|Cal Poly Pomona President Michael Ortiz, WesternU President Philip Pumerantz and Pomona Unified Superintendent Thelma Melendez de Santa Ana announce the creation of the Pomona Health Career Ladder.|
|Ortiz and Pumerantz sign a memorandum of agreement.|
|Melendez talks with Pomona students who are interested in a career in health care.|
Sixth-grader Xena Perez says she wants to become a physician one day so she can take care of children in the same way her doctor helped her.
Despite her youth, Perez will not have to wait very long to begin her journey into the medical field.
Through a new partnership with Cal Poly Pomona, Pomona Unified School District and Western University of Health Sciences, Pomona youth can start as early as in the sixth grade preparing for a career in health care.
Cal Poly Pomona President Michael Ortiz joined Pomona Unified Superintendent Thelma Melendez de Santa Ana and WesternU President Philip Pumerantz in an official signing ceremony to create the Pomona Health Career Ladder on June 11 at Cortez Mathematics & Science Magnet School in Pomona.

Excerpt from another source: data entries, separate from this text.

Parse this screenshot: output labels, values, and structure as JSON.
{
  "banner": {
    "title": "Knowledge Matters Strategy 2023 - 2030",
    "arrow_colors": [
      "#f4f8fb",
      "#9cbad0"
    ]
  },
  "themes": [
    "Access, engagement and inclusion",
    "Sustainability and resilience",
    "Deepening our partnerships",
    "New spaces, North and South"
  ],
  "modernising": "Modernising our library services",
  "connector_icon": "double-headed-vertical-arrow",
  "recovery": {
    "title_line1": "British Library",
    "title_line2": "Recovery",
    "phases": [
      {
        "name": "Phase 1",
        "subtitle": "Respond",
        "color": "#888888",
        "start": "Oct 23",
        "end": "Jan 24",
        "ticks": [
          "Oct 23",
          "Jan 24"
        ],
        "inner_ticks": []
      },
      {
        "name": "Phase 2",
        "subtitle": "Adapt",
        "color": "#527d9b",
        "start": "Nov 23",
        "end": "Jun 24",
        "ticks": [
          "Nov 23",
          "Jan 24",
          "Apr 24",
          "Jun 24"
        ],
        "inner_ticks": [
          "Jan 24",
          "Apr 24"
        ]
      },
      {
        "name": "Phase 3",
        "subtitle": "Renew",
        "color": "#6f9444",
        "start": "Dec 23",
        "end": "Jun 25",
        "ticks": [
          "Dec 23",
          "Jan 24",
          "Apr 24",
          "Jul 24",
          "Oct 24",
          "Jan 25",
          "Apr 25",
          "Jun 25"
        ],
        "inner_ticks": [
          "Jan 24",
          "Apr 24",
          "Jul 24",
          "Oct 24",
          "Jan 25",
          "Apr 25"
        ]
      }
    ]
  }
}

Ortiz said the Career Ladder will guide and assist many students who have aspirations to enter the medical field.
“By providing the incentive, goals and opportunities, it's going to have a significant impact on our community,” Ortiz said.
The Career Ladder will identify mathematics and science scholars in Pomona schools, guide them through an undergraduate health/science degree at Cal Poly Pomona and into health profession programs at WesternU. The ultimate goal is to produce health care professionals who will serve the Pomona community.
It was welcome news to Perez, who was one of two sixth-graders to receive a white coat as a symbol of the many future students who will have the opportunity to participate in the Career Ladder.
“With the coat on, it represents we can achieve any goal we want. We just have to work hard,” Perez said.
Pomona Unified will host a series of six academies to educate sixth-graders and their parents about the medical profession. Students will be mentored through high school so they will be ready to study at Cal Poly Pomona.
“We're building the foundation for students to a whole range of possibilities,” Melendez said. “We're so lucky to have Cal Poly and WesternU right here in our community.”
With a health/science degree from Cal Poly Pomona, students can enroll in WesternU's health professions programs. In addition, the parties hope to generate support groups to provide private sources of financial aid for these scholars.
“This Career Ladder has extraordinary power. It can give children a vision of the future,” said Pumerantz, who first conceived the idea of the partnership more than 20 years ago.
Not only will the Career Ladder equip students with technical and scientific skills, it also hopes to instill in them the values of compassion and humanism, according to Pumerantz.
“Add the two together and the result will be absolutely extraordinary,” he said.
An advisory committee composed of representatives from all three institutions is being developed to create the details of the program, establish selection criteria and develop the processes of mentoring and supporting students throughout their time in the program.